Que faut-il vérifier dans le rapport de contrôle annuel ?
Quatre éléments : le référentiel cité, qui doit être la nouvelle série et non la version de 2000 ; la méthode retenue pour le flux entrant, qui doit figurer explicitement puisque trois sont admises ; le respect du critère de ±20 % sur les lectures individuelles du flux descendant ; et la comparaison des résultats aux valeurs de référence, avec un rapport sur les écarts.
Faut-il refaire la qualification de tous les PSM du parc ?
Une requalification systématique et immédiate n’est pas exigée par la révision elle-même. La bascule se fait à la prochaine échéance périodique, ou lors d’un événement qui impose de toute façon un essai de mise en service : déplacement de l’appareil, modification des conditions de la salle, ou intervention d’entretien affectant son fonctionnement.
Deux personnes peuvent-elles travailler en même temps sur un PSM ?
Les performances d’un PSM sont vérifiées par le fabricant pour un seul opérateur à la fois. Si plusieurs personnes doivent travailler simultanément sur un même poste, la norme demande une appréciation exhaustive du risque afin de confirmer que les performances de protection restent acceptables.

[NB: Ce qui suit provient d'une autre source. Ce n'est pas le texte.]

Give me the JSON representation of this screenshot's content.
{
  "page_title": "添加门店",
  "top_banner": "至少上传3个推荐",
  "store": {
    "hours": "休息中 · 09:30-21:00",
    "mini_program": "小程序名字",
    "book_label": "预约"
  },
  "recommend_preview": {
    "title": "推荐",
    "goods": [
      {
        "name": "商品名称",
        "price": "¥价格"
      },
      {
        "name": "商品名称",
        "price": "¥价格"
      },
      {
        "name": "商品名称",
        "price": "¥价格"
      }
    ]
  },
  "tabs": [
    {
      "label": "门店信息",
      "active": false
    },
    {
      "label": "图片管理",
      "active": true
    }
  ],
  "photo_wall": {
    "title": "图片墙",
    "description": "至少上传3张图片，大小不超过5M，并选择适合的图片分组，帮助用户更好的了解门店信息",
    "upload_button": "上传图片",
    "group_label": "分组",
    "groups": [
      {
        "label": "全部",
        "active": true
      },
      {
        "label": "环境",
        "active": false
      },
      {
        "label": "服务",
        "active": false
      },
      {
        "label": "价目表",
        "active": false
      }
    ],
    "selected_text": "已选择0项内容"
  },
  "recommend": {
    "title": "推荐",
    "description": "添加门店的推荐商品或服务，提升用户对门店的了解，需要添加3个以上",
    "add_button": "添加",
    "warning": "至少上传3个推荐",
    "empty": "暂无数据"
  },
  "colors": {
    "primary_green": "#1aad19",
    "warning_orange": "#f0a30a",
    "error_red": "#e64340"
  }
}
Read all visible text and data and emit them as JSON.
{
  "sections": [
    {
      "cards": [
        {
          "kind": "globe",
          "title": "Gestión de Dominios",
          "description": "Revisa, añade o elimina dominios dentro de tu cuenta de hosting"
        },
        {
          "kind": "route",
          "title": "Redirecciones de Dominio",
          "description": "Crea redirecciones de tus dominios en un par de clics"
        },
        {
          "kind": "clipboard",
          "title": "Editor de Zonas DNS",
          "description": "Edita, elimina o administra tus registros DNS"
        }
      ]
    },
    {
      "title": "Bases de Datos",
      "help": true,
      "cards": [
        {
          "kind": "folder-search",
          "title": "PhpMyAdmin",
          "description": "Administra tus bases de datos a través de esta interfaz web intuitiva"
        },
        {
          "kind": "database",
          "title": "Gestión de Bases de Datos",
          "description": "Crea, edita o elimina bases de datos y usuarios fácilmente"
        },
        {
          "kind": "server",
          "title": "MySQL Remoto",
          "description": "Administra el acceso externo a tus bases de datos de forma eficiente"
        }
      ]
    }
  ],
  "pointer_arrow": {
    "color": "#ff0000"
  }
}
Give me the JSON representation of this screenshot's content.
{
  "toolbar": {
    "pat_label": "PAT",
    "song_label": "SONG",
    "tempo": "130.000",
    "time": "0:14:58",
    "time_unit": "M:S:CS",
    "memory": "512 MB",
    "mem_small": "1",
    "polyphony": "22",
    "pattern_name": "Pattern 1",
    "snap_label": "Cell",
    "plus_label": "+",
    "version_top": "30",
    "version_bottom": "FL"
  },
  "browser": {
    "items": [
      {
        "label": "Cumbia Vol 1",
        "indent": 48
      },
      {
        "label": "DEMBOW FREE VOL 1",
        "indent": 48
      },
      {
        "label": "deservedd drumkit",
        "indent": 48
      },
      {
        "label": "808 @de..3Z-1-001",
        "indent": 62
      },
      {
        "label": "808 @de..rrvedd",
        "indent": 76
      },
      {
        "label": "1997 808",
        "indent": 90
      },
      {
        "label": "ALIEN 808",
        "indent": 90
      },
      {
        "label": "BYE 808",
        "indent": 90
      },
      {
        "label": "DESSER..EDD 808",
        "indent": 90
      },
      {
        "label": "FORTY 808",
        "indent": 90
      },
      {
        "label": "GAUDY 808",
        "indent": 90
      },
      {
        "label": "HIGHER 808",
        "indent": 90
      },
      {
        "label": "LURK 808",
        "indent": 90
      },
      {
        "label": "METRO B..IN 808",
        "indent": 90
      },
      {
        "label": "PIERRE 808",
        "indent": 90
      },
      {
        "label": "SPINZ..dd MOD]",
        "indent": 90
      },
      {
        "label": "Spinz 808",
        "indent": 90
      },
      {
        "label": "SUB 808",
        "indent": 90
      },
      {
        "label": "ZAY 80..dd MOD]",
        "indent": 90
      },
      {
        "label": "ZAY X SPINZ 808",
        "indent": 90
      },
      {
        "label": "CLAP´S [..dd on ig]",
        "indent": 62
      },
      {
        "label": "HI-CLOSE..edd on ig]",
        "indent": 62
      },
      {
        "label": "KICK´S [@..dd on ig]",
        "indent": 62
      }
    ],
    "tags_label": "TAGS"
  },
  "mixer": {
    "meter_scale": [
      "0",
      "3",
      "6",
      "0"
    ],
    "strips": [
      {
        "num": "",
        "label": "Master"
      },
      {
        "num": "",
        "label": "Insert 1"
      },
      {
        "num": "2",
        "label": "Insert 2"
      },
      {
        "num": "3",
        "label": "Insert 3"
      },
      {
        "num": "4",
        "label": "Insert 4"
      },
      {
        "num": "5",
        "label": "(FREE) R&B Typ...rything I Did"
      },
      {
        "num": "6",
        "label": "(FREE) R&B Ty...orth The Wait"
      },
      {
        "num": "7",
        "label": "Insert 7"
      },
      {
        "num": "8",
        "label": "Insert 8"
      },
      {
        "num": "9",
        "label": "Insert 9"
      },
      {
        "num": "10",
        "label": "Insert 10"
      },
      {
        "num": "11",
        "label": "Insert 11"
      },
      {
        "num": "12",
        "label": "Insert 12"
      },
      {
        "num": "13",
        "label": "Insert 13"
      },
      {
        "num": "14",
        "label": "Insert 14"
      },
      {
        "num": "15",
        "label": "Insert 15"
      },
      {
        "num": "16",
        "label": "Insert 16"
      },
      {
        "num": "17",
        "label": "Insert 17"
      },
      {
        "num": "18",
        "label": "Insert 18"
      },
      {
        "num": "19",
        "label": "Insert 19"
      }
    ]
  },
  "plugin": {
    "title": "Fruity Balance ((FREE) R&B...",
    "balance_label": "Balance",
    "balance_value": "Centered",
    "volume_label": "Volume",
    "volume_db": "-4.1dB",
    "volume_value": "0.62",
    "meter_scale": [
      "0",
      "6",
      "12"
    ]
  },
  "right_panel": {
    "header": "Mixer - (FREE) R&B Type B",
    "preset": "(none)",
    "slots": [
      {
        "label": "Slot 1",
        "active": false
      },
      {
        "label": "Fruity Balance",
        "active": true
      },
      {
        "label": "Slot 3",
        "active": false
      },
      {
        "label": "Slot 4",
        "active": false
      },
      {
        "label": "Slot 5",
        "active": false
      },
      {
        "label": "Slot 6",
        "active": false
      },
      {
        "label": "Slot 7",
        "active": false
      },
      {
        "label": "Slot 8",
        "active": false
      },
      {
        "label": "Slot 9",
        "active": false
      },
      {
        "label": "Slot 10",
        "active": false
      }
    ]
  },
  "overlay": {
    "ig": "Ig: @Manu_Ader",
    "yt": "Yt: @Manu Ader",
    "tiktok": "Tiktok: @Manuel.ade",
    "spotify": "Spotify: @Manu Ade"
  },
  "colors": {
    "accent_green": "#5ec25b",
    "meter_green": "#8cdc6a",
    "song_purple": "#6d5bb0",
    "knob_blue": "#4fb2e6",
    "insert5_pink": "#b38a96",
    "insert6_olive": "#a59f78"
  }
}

Faut-il respecter impérativement les distances d’implantation ?
Ce sont des recommandations, et non des exigences. La norme admet explicitement d’autres solutions, à condition qu’elles soient vérifiées au moyen des méthodes d’essai qu’elle décrit. Un laboratoire dont l’implantation ne respecte pas ces cotes doit donc démontrer par la mesure que les performances de protection sont tenues.
Quelles parties de la norme sont publiées ?
Les parties 1 (types et exigences fondamentales), 2 (PSM de type II) et 5 (installation, mise en service et essais de routine) sont publiées depuis novembre 2025. Les parties 3 (PSM de type III) et 4 (PSM de type I) sont en cours d’élaboration.